Our man is defeated, but the crowd is not satisfied with what they have done to their doctor.
“Let us go and break his windows! Enemy of the people!” The whole crowd yells.
The consequences are grave. He is dismissed from his job. His daughter loses her teaching job; his landlord ejects him; his little boys suffer bullying in school and are told to excuse classes until further notice. Everyone who should help him avoids him. They say they dare not annoy “the majority” and their “public opinion.”
The play ends without a reprieve for “the enemy of the people.” But the man insists that he is the strongest man and that “the strongest man in the world is he who stands most alone.” I think he is naive.

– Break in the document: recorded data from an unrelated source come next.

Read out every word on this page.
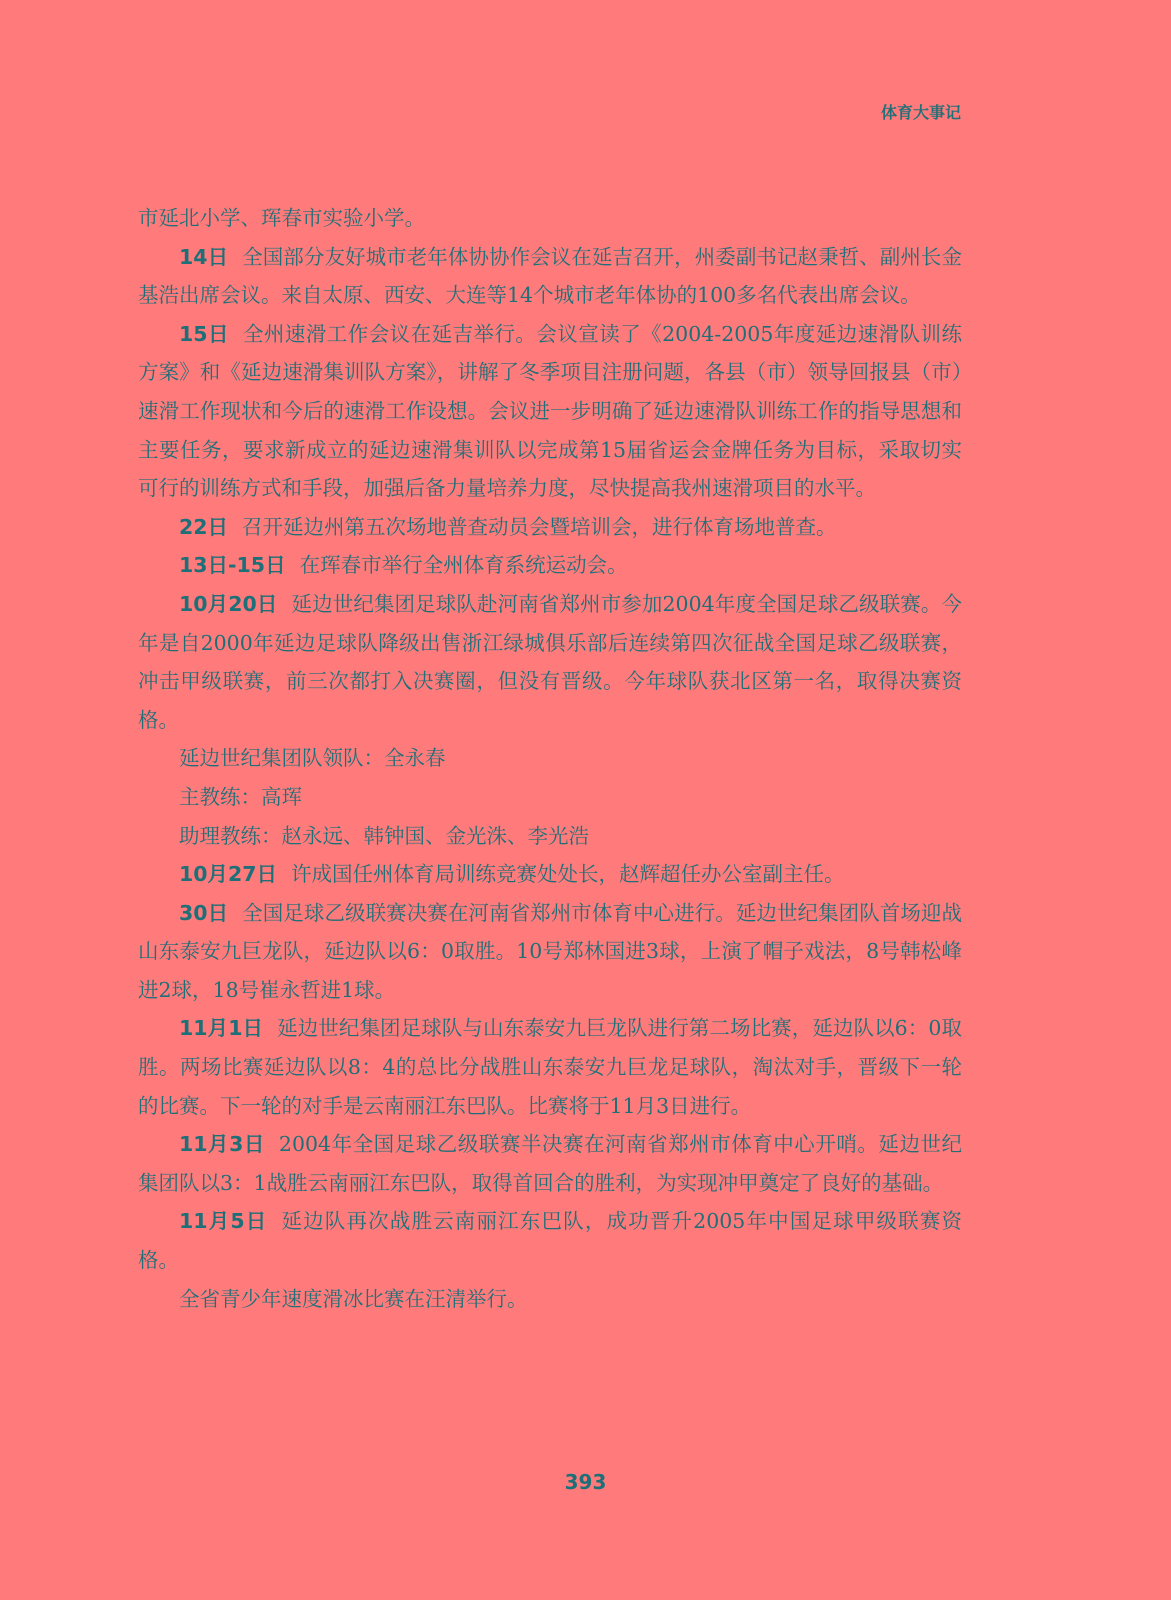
体育大事记

市延北小学、珲春市实验小学。

14日 全国部分友好城市老年体协协作会议在延吉召开，州委副书记赵秉哲、副州长金基浩出席会议。来自太原、西安、大连等14个城市老年体协的100多名代表出席会议。

15日 全州速滑工作会议在延吉举行。会议宣读了《2004-2005年度延边速滑队训练方案》和《延边速滑集训队方案》，讲解了冬季项目注册问题，各县（市）领导回报县（市）速滑工作现状和今后的速滑工作设想。会议进一步明确了延边速滑队训练工作的指导思想和主要任务，要求新成立的延边速滑集训队以完成第15届省运会金牌任务为目标，采取切实可行的训练方式和手段，加强后备力量培养力度，尽快提高我州速滑项目的水平。

22日 召开延边州第五次场地普查动员会暨培训会，进行体育场地普查。

13日-15日 在珲春市举行全州体育系统运动会。

10月20日 延边世纪集团足球队赴河南省郑州市参加2004年度全国足球乙级联赛。今年是自2000年延边足球队降级出售浙江绿城俱乐部后连续第四次征战全国足球乙级联赛，冲击甲级联赛，前三次都打入决赛圈，但没有晋级。今年球队获北区第一名，取得决赛资格。

延边世纪集团队领队：全永春

主教练：高珲

助理教练：赵永远、韩钟国、金光洙、李光浩

10月27日 许成国任州体育局训练竞赛处处长，赵辉超任办公室副主任。

30日 全国足球乙级联赛决赛在河南省郑州市体育中心进行。延边世纪集团队首场迎战山东泰安九巨龙队，延边队以6：0取胜。10号郑林国进3球，上演了帽子戏法，8号韩松峰进2球，18号崔永哲进1球。

11月1日 延边世纪集团足球队与山东泰安九巨龙队进行第二场比赛，延边队以6：0取胜。两场比赛延边队以8：4的总比分战胜山东泰安九巨龙足球队，淘汰对手，晋级下一轮的比赛。下一轮的对手是云南丽江东巴队。比赛将于11月3日进行。

11月3日 2004年全国足球乙级联赛半决赛在河南省郑州市体育中心开哨。延边世纪集团队以3：1战胜云南丽江东巴队，取得首回合的胜利，为实现冲甲奠定了良好的基础。

11月5日 延边队再次战胜云南丽江东巴队，成功晋升2005年中国足球甲级联赛资格。

全省青少年速度滑冰比赛在汪清举行。

393
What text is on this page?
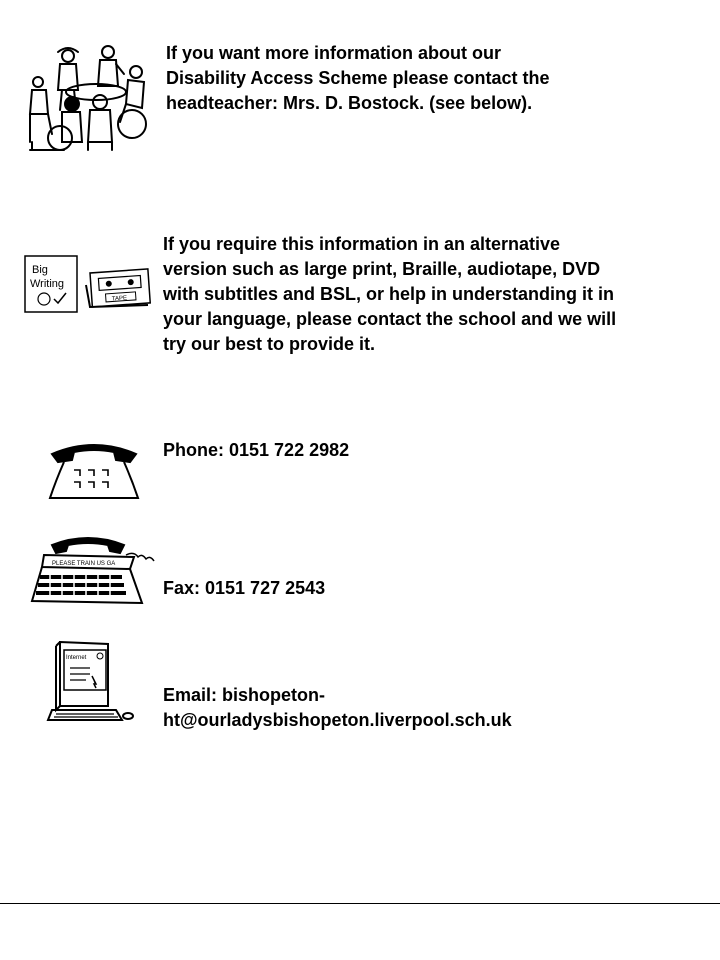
If you want more information about our
Disability Access Scheme please contact the
headteacher: Mrs. D. Bostock. (see below).

Big
Writing
TAPE

If you require this information in an alternative
version such as large print, Braille, audiotape, DVD
with subtitles and BSL, or help in understanding it in
your language, please contact the school and we will
try our best to provide it.

Phone: 0151 722 2982

PLEASE TRAIN US GA

Fax: 0151 727 2543

Internet

Email: bishopeton-
ht@ourladysbishopeton.liverpool.sch.uk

That is not what the world is. The one who stands alone stays alone and lonely and without power. Power resides where people stand. The people stand where power is. That explains, perhaps, why Donald Trump is Time Magazine’s ‘Person of the Year’.
We started 2024 eleven and a half months ago bitterly divided over what was truly evil and what was godly. We are ending the year divided still over who is angel and who is Satan. In the next two weeks, it is almost certain that we will roll over into the new year the raging Dele Farotimi vs Afe Babalola war of ‘justice’. There is also the tug of war over whether the tax reform bills potentially threaten or benefit the poor. In those two cases, we will be made to state who our “enemy” is. Unfolding also is the Kemi Badenoch/Yoruba vs Kashim Shettima/Northern Nigeria debate. In 2025, Ibsen’s ‘An Enemy of The People’ will be staged across the entirety of our court and political systems. May God keep us alive – and well.